Dopotutto parliamo di un autentico lusso per la categoria: Pasolini, classe 1989, è reduce da un’annata straordinaria con 24 gol in 31 presenze a Riccione, dopo i 22 firmati l’anno prima a Cervia. Numeri spaventosi per un attaccante che a Cattolica aveva già lasciato il segno di recente: arrivato a gennaio nel corso di una precedente parentesi, firmò ben 16 reti in pochissimi mesi.

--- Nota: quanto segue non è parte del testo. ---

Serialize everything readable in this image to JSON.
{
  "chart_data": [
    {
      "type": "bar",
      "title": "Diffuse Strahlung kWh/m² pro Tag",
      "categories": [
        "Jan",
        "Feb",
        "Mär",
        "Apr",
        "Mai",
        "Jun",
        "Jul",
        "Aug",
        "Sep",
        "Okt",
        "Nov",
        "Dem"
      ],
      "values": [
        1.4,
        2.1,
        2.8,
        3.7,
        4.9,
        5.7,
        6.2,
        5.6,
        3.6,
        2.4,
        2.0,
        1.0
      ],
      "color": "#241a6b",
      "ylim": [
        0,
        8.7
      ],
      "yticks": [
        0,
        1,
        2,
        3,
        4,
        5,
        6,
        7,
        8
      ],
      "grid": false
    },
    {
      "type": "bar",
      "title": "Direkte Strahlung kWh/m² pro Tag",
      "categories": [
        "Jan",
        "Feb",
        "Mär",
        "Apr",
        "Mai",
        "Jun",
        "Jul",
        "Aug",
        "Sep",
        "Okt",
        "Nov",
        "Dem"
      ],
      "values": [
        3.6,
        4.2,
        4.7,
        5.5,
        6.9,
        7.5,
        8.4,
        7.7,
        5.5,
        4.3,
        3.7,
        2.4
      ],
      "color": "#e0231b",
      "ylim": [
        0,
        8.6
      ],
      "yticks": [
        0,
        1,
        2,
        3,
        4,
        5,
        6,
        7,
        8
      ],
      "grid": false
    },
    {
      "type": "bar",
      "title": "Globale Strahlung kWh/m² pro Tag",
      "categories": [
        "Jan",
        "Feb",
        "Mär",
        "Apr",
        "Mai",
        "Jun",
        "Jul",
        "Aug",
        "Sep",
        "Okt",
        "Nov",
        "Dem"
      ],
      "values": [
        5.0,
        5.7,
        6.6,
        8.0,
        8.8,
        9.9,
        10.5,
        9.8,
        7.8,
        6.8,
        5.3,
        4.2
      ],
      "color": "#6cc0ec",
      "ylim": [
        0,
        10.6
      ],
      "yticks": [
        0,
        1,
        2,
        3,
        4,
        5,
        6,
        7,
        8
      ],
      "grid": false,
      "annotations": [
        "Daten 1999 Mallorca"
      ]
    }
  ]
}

Nonostante le forti lusinghe di diversi club sammarinesi e di corazzate di categoria superiore, l’attaccante ha scelto con il cuore e con la testa di tornare a Cattolica per l’ennesimo capitolo di questa saga sportiva. Un trasferimento di mercato favorito non solo dallo stretto legame di amicizia che lo unisce al presidente Giovanetti, ma anche da imprescindibili motivi professionali: gli impegni di lavoro del giocatore non gli avrebbero infatti permesso di garantire i tre o quattro allenamenti pomeridiani settimanali tassativamente richiesti in categorie più alte. Cattolica rappresenta così il perfetto punto d’incontro tra le sue ambizioni agonistiche e le esigenze della vita privata.